本来であれば、人間にすぎぬ聖闘士が女神の隣を歩くことなど許されない。一歩下がって付き従うのが聖域の慣例である。けれども今生の女神は外国育ちのためなのか、堅苦しい序列を好まず、それを知っているサガは、十二宮エリアへ入ったあとに限り横に並ぶようにしている。
「嬉しいことです。デメテルのお陰ですね」
祭典用の衣装を着た彼女は、軽やかに白のドレスの裾をさばいていた。それでいて乱暴なところはなく、優美に洗練された動きだ。黄金で統一された腕輪や首飾りとニケの杖が、太陽を反射させてきらきらと輝く。派手なほどだが、アテナの美しさの前では、それすら霞むとサガは思う。
「貴女が人間にオリーブを与えてくださったお陰です」
「ふふ、昔の話だわ」
明るい栗色の髪をなびかせ、颯爽とアテナは歩いていく。
サガはアテナへ微笑んだ。
「この樹は聖域中に恵みをもたらしてくれますが、1箇所だけ生えていないところがあるのですよ。ご存知ですか?」
「あら、そうなの?どこかしら」
「教皇宮です。昔、赤子であった貴女がこの地を去られたあと、教皇宮まわりの樹が実ることはなくなりました。それを見たあれが…もう一人のわたしが、すべて引っこ抜いてしまったのです」
「まあ」
「愚かですよね」
自嘲まじりの穏やかな笑みには、数多の苦しみと悲しみを乗り越えてきた人間特有の静謐が含まれている。
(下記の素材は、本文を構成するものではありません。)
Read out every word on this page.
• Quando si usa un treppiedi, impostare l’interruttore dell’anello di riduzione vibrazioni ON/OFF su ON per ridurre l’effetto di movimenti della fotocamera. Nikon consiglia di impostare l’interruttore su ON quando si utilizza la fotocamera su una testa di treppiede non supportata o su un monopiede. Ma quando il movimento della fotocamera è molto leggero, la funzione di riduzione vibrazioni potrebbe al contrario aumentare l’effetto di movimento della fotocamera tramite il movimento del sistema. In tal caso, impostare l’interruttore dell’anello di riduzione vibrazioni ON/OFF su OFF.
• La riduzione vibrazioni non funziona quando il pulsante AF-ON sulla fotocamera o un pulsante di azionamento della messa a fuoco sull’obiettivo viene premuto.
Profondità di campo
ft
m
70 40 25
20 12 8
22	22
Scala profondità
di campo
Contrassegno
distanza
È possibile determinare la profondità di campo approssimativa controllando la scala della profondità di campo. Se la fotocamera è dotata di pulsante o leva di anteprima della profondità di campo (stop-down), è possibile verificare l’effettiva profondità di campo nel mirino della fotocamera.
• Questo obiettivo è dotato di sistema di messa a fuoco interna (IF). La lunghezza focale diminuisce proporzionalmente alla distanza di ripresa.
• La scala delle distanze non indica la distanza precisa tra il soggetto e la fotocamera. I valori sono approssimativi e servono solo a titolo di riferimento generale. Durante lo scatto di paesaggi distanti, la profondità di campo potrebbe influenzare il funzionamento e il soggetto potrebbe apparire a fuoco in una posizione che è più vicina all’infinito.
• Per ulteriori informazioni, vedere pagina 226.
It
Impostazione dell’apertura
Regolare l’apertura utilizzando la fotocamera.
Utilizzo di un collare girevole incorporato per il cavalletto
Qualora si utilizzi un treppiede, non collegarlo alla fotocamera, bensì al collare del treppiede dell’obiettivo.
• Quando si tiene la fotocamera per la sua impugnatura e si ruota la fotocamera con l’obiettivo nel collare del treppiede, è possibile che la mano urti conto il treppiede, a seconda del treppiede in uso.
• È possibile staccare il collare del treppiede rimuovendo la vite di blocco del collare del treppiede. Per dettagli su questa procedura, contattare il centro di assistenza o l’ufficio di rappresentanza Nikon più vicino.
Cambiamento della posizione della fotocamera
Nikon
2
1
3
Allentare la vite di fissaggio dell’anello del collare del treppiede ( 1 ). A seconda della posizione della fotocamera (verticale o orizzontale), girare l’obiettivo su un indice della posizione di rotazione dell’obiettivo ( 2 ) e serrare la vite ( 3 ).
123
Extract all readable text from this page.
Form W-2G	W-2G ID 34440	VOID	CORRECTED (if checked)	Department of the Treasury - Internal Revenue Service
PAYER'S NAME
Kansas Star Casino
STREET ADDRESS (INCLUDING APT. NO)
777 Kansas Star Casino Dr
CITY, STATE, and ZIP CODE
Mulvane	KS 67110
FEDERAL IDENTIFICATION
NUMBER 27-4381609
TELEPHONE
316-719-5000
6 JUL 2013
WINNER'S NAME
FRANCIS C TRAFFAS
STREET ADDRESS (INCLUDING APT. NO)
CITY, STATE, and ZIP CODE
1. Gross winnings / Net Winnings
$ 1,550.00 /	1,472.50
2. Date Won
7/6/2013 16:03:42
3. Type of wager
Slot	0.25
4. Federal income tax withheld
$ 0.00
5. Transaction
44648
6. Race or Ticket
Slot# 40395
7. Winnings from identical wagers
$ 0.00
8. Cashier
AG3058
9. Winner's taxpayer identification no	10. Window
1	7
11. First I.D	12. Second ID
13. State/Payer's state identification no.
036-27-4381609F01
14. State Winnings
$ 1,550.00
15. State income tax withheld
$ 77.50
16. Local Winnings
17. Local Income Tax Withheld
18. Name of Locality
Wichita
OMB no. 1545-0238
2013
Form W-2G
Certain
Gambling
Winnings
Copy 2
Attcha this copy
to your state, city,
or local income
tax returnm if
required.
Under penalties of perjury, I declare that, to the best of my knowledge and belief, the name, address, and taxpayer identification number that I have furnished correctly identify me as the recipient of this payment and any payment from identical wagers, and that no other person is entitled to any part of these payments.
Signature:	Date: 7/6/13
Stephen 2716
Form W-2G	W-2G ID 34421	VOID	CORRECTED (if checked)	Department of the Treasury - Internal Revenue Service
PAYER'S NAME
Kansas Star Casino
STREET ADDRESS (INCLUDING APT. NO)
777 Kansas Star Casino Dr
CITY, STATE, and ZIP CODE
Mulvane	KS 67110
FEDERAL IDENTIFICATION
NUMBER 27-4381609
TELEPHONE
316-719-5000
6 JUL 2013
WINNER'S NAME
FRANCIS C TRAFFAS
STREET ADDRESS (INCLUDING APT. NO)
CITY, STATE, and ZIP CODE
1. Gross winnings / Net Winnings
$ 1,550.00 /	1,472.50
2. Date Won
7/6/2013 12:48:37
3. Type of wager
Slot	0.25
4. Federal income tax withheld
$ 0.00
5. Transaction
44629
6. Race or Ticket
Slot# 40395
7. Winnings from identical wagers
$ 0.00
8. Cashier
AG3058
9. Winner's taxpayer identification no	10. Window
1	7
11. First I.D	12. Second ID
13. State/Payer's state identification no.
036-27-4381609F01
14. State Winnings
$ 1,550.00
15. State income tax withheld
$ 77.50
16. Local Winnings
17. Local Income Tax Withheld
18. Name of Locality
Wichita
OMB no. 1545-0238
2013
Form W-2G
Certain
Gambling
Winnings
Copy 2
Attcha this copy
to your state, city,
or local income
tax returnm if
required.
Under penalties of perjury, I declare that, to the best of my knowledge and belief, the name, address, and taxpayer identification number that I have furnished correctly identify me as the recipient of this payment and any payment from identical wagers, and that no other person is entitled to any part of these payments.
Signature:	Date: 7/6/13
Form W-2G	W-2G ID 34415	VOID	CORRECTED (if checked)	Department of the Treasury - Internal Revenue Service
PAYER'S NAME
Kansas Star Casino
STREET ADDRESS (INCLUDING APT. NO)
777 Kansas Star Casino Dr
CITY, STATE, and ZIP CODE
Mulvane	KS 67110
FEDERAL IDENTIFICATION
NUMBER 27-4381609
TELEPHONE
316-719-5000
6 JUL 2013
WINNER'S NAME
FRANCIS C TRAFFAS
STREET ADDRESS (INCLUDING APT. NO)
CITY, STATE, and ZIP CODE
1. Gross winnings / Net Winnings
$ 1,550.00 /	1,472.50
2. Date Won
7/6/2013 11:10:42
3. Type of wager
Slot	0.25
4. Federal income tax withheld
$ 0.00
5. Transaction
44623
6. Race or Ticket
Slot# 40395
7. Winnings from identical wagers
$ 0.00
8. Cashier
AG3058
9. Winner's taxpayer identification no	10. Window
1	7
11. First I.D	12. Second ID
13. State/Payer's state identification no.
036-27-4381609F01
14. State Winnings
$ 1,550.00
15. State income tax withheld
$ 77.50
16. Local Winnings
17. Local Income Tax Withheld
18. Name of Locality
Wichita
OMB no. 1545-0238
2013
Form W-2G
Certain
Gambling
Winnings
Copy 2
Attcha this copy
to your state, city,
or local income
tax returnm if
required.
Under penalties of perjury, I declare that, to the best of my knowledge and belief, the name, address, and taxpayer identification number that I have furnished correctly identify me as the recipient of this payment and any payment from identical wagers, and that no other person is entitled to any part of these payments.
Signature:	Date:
アテナの歩みがわずかに鈍り、無言のままサガの手を取った。手を繋ぎながら歩くことになったサガは、どうしていいのか戸惑いながらも、その手を離すことは無い。
拒絶がないとわかると、少女はまた歩の速度をあげた。
「今度、一緒に植えましょう、サガ」
「アテナ」
「オリーブたちにも言っておかなければ。私は誰かを苦しめるために、あなた達を創り、人に与えたわけではないのだと」
「……貴女というひとは」
手を引かれるように歩くサガの顔が、くしゃりと泣きそうにゆがむ。
けれども涙がこぼれることはなかった。代わりにサガは低くゆっくりとアテナへ伝える。
「貴女の生誕と御世を祝います。貴女のために、わたしは戦う」
13年前とは違い、心の底からの言葉であった。
「ありがとうサガ」
にっこりと笑ったアテナの笑顔は、戦女神のようでもあり、人間の少女のようにも見える。この笑顔を二度と曇らせたくないと、サガは心の中で呟いた。